Le ministre islamiste de la Communication Mustapha El Khalfi souffle le chaud et le froid. Alors qu’il vient d’initier avec succès une grande campagne de promotion de l’image du Maroc sur la chaine de télévision américaine Bloomberg, le ministre a décidé de censurer, sans raison apparente, le Hors Série de la revue scientifique Sciences & Avenir titré « Dieu et la Science».
Ce numéro qui est loin d’être blasphématoire propose d’excellentes contributions scientifiques, toujours équilibrées, signées par des auteurs de qualité, comme Yves Coppens, Luc Ferry, Nidhal Guessoum et d’autres. Ce qui est reproché au magazine français par le ministère marocain est la reproduction d’une gravure ancienne et sobre montrant le Prophète recevant le premier verset du coran. Pour cette seule raison, le magazine est simplement interdit d’entrée et de distribution sur le territoire national. Et peu importe que la revue soit par ailleurs téléchargeable sur Internet.
Cette décision n’a pas été du goût de tous les cadres du parti islamiste qui mettent cet excès de zèle sur le compte de l’imminence de la campagne électorale, mais également et surtout à cause de la personnalité d’un ministre de la Communication. En dépit des apparences, l’homme demeure, selon ses détracteurs, « peu ouvert sur le monde ». Musatpha El Khalfi faisait partie du staff du quotidien Attajdid lorsque cette publication très proche du PJD avait mis en une le lien entre une éventuelle colère de Dieu et le tsunami qui avait ravagé en 2004 le sud-est asiatique.
La réaction de « Science et Avenir »
Stupéfaction et tristesse. A été interdit de vente au Maroc, nous venons de l’apprendre, le Hors Série de Sciences et Avenir, titré « Dieu et la Science », en kiosque depuis mi-décembre 2015. Raison invoquée par le Ministère de la Communication ? La publication de deux miniatures remontant au XVIe siècle, illustrant une célèbre « Biographie du prophète Mohammed », écrite en arabe trois siècles auparavant, elle-même basée sur un texte remontant aux VIIIe-IXe siècles. Nous les avons reproduites dans un cahier de cinq pages de « Repères » explicatifs du Hors Série, à caractère historique et pédagogique, qui précisent les origines des textes sacrés que sont la Bible hébraïque, le Nouveau Testament et le Coran.

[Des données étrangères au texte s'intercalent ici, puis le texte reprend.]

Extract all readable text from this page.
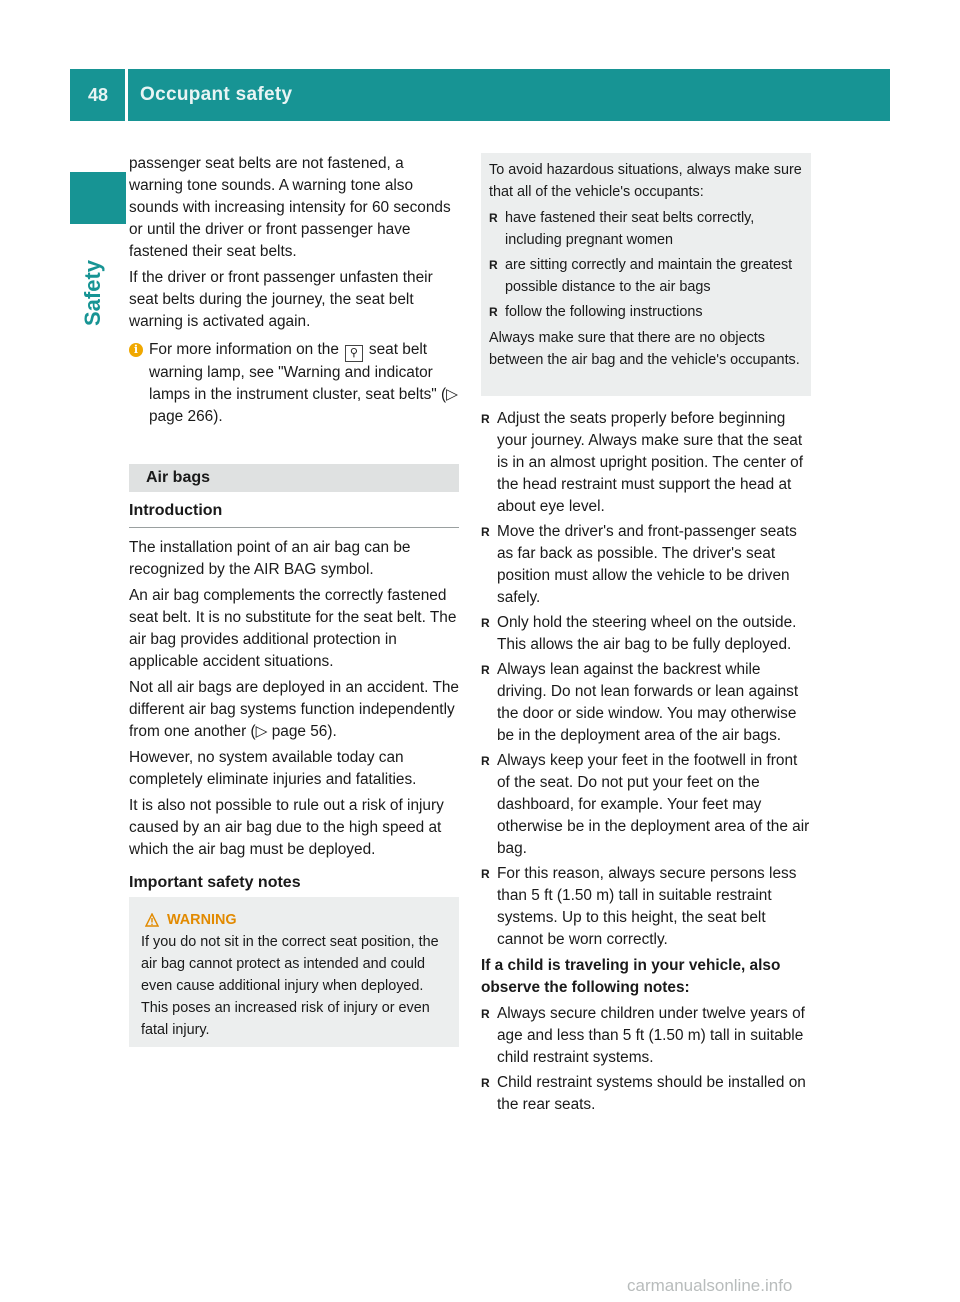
48	Occupant safety
Safety

passenger seat belts are not fastened, a warning tone sounds. A warning tone also sounds with increasing intensity for 60 seconds or until the driver or front passenger have fastened their seat belts.

If the driver or front passenger unfasten their seat belts during the journey, the seat belt warning is activated again.

i For more information on the ⚲ seat belt warning lamp, see "Warning and indicator lamps in the instrument cluster, seat belts" (▷ page 266).
Air bags
Introduction

The installation point of an air bag can be recognized by the AIR BAG symbol.

An air bag complements the correctly fastened seat belt. It is no substitute for the seat belt. The air bag provides additional protection in applicable accident situations.

Not all air bags are deployed in an accident. The different air bag systems function independently from one another (▷ page 56).

However, no system available today can completely eliminate injuries and fatalities.

It is also not possible to rule out a risk of injury caused by an air bag due to the high speed at which the air bag must be deployed.

Important safety notes
WARNING
If you do not sit in the correct seat position, the air bag cannot protect as intended and could even cause additional injury when deployed. This poses an increased risk of injury or even fatal injury.

To avoid hazardous situations, always make sure that all of the vehicle's occupants:

R have fastened their seat belts correctly, including pregnant women
R are sitting correctly and maintain the greatest possible distance to the air bags
R follow the following instructions

Always make sure that there are no objects between the air bag and the vehicle's occupants.

R Adjust the seats properly before beginning your journey. Always make sure that the seat is in an almost upright position. The center of the head restraint must support the head at about eye level.
R Move the driver's and front-passenger seats as far back as possible. The driver's seat position must allow the vehicle to be driven safely.
R Only hold the steering wheel on the outside. This allows the air bag to be fully deployed.
R Always lean against the backrest while driving. Do not lean forwards or lean against the door or side window. You may otherwise be in the deployment area of the air bags.
R Always keep your feet in the footwell in front of the seat. Do not put your feet on the dashboard, for example. Your feet may otherwise be in the deployment area of the air bag.
R For this reason, always secure persons less than 5 ft (1.50 m) tall in suitable restraint systems. Up to this height, the seat belt cannot be worn correctly.
If a child is traveling in your vehicle, also observe the following notes:
R Always secure children under twelve years of age and less than 5 ft (1.50 m) tall in suitable child restraint systems.
R Child restraint systems should be installed on the rear seats.
carmanualsonline.info
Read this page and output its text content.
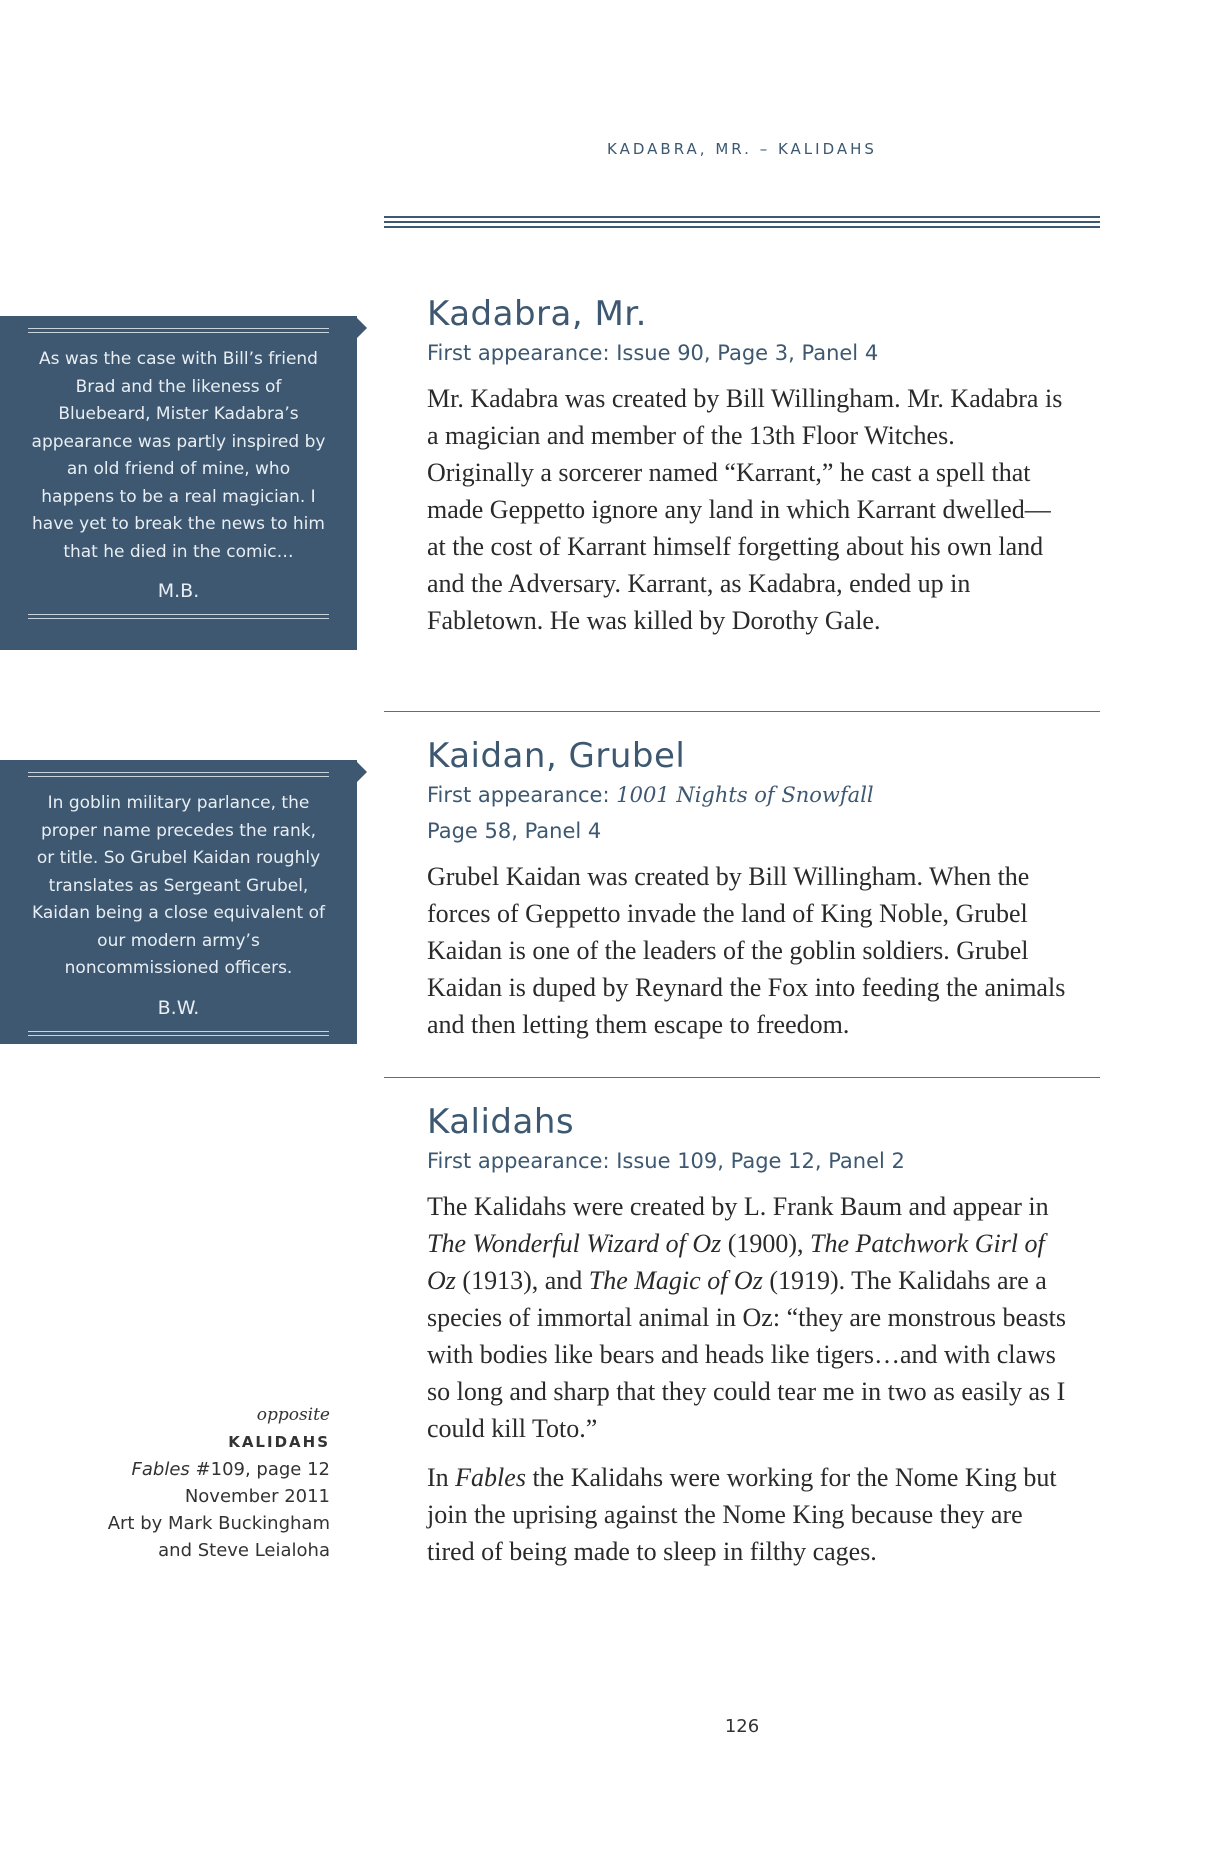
KADABRA, MR. – KALIDAHS
As was the case with Bill’s friend Brad and the likeness of Bluebeard, Mister Kadabra’s appearance was partly inspired by an old friend of mine, who happens to be a real magician. I have yet to break the news to him that he died in the comic…
M.B.
In goblin military parlance, the proper name precedes the rank, or title. So Grubel Kaidan roughly translates as Sergeant Grubel, Kaidan being a close equivalent of our modern army’s noncommissioned officers.
B.W.
Kadabra, Mr.
First appearance: Issue 90, Page 3, Panel 4

Mr. Kadabra was created by Bill Willingham. Mr. Kadabra is a magician and member of the 13th Floor Witches. Originally a sorcerer named “Karrant,” he cast a spell that made Geppetto ignore any land in which Karrant dwelled—at the cost of Karrant himself forgetting about his own land and the Adversary. Karrant, as Kadabra, ended up in Fabletown. He was killed by Dorothy Gale.

Kaidan, Grubel
First appearance: 1001 Nights of Snowfall
Page 58, Panel 4

Grubel Kaidan was created by Bill Willingham. When the forces of Geppetto invade the land of King Noble, Grubel Kaidan is one of the leaders of the goblin soldiers. Grubel Kaidan is duped by Reynard the Fox into feeding the animals and then letting them escape to freedom.

Kalidahs
First appearance: Issue 109, Page 12, Panel 2

The Kalidahs were created by L. Frank Baum and appear in The Wonderful Wizard of Oz (1900), The Patchwork Girl of Oz (1913), and The Magic of Oz (1919). The Kalidahs are a species of immortal animal in Oz: “they are monstrous beasts with bodies like bears and heads like tigers…and with claws so long and sharp that they could tear me in two as easily as I could kill Toto.”

In Fables the Kalidahs were working for the Nome King but join the uprising against the Nome King because they are tired of being made to sleep in filthy cages.

opposite
KALIDAHS
Fables #109, page 12
November 2011
Art by Mark Buckingham
and Steve Leialoha
126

La direction de la rédaction de Sciences et Avenir tient à faire savoir qu’elle s’élève avec la plus grande force contre cette censure qui pénalise notre magazine, évoquant ici des questions relatives à l’Univers, à l’évolution, aux notions de sacré, d’apocalypse, d’immortalité, du point de vue de la science et des croyances. Et ce, d’autant plus que ce numéro Hors Série a été édité avec la collaboration de scientifiques éminents, de philosophes et de religieux, intervenus lors d’un colloque également titré « Dieu et la science », organisé par notre magazine au début 2015.
Les Repères mentionnés plus haut sont destinés à éclairer le lecteur sur ce que l’on peut savoir aujourd’hui, en toute rigueur, de l’histoire des textes fondamentaux des trois monothéismes : de quand ils datent, qui les a écrits et dans quelles circonstances. Rappelons que les deux miniatures – dont l’une illustre une chronologie que Sciences et Avenir a établie sur trois millénaires, l’autre une page consacrée au Coran (sa division en chapitres, les datations des manuscrits anciens…) – ont été réalisées par le célèbre calligraphe Lutfi Abdullah, après une commande du sultan ottoman Mourad III. De nombreux extraits de son œuvre magistrale peuvent être vus au musée Topkapi d’Istanbul, comme dans d’autres musées ou bibliothèques. Dans nos pages, elles sont ainsi légendées : « Le premier verset du Coran est révélé au prophète Mohammad par l’archange Gabriel sur le mont Hira, miniature de Lutfi Abdullah (mort en 1607), Istanbul « ; « Le prophète Mohammad nouveau-né est présenté aux habitants de La Mecque, miniature ».
Pour la direction de la rédaction de Sciences et Avenir, ce genre de censure ne peut qu’aller à l’encontre du « dialogue que nous voulons favoriser » avec notre publication, comme affirmé dans l’éditorial du magazine. De surcroît, elle prive de nombreux lecteurs « des réflexions qui contribuent à construire des repères », ce que nous promouvons. Elle nous semble d’autant plus inappropriée que la période actuelle réclame plus que jamais compréhension approfondie de la science, des cultures et des croyances favorisant une réelle ouverture au monde.